Sinking Ships (Redux)

Keen as I am to keep on top of the ever evolving UK Christian blogosphere I am only just catching up with the conversations surrounding an article on a the 'mega-blog' Threads a few weeks back. The piece called "Sunken Ship Recruiting Now" by Alex Willmott was taken down and various people have responded including Liz Clutterbuck.

A quick search of Threads finds other pieces by Alex - all of the same vein. I remember reading his piece on Church & Sex Toys and being bemused that any Christian would find sex toys shocking - after all one of my two commercial ordination cards 10 years ago was from 'whollylove' a Christian sex toy venture, now sadly defunct (the other was from a Christian dating site for clergy). Then we have If You Can't Lead a Church ... which wrestles with the question of how clergy can stay in post whilst their organisations so visibly fails.

Photo: Matt Mechtley It looks like a Sinking Ship but really it's a Car Park.

Which is kinda how I ended up an Anglican in the first place. To escape a 'strong leadership culture'. To be part of the church that met with my mother on her deathbed, whilst my particular brand of 'radical' Christianity didn't. To escape a bubble of 'churchianity' that was like living inside a branch of Wesley Owen (if you remember them).

Underlying all of Alex's concerns is a different ecclesiology. I stayed an Anglican because I became a Catholic Christian.

I believe Jesus intended to start a Liturgical, Sacramental, Spirit Filled Church growing out of his Rabbinical model, with his disciples ordaining others as he ordained them. Either that or John's Gospel represents some sort of corruption of Christ's vision.
John 20:19-23

When it was evening on that day, the first day of the week, and the doors of the house where the disciples had met were locked for fear of the Jews, Jesus came and stood among them and said, ‘Peace be with you.’ After he said this, he showed them his hands and his side. Then the disciples rejoiced when they saw the Lord. Jesus said to them again, ‘Peace be with you. As the Father has sent me, so I send you.’ When he had said this, he breathed on them and said to them, ‘Receive the Holy Spirit. If you forgive the sins of any, they are forgiven them; if you retain the sins of any, they are retained.’
There is a lot going on here - not just the actual events but how the the first readers of John, the early Catholic church would have read it.

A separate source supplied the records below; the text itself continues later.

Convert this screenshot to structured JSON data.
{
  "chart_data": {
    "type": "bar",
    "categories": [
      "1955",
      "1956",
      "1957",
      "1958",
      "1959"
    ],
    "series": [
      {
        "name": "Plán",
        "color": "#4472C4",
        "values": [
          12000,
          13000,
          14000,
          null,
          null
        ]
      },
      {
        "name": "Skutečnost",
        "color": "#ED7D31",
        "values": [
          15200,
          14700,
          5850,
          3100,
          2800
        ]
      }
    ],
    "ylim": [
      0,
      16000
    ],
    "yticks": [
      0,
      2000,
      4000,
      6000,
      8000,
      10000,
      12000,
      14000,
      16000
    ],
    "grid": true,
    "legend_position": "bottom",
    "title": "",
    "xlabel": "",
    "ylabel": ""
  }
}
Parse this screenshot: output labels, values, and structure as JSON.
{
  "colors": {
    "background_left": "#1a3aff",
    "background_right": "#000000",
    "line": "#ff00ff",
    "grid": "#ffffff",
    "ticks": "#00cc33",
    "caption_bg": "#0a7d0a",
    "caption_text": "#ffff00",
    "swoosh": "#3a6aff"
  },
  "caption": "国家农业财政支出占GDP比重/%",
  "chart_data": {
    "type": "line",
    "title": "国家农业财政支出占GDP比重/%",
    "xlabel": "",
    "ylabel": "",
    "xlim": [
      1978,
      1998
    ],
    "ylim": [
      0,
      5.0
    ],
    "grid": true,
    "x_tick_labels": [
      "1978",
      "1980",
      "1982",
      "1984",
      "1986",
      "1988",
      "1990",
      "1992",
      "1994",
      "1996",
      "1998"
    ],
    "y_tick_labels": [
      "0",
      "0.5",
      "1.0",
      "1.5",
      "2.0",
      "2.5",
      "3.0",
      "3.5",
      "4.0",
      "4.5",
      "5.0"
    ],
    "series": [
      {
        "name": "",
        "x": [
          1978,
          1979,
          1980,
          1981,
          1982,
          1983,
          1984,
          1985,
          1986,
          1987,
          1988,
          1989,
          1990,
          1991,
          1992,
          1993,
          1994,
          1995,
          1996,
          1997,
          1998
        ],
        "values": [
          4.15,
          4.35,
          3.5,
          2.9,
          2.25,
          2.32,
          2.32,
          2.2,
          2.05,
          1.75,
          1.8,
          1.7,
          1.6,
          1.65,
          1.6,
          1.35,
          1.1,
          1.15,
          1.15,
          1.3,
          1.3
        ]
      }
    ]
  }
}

  • 'The doors ... were locked'  - John's euphemistic term for rite of offering the Eucharist (see also the book of Revelation for how that might have looked liturgically). 
  • 'Jesus stood among them' - Where Christ was fully present. 
  • 'Peace, be with you' - A liturgical greeting, but also an experience of Christ.
  • 'Hands & Side' - Christ present In resurrection and in sacrifice.
  • 'Rejoiced' - An emotional response to the ritual.
  • 'Jesus Said' - The charismatic prophetic voice.
  • 'I send you' - The apostolic commission - to be sent out and share the Gospel.
  • 'Receive the Holy Spirit' - Ordination.
  • 'Forgive the sins' - The sacrament of reconciliation as mission.
This is ministry. This is the Church. This is what I am called to.

So what of our sinking ship?

The CofE is not the Church Catholic. We are one expression of the Church Catholic - and it is vital that we remain so. But we are not growing at present - or are we?

We are not dead yet because new people are coming to faith all the time - in the fantastic congregation I lead and serve and in many others. Considering the number of people who die of natural causes in Anglican congregations it's a wonder we have anyone left at all. 

This means we are a shrinking ship, but one at which God is very much at work. Where those 9 bullets, the apostolic faith, is happening. That is the church - not the ship. And if the CofE does shrink or sink it will continue despite it.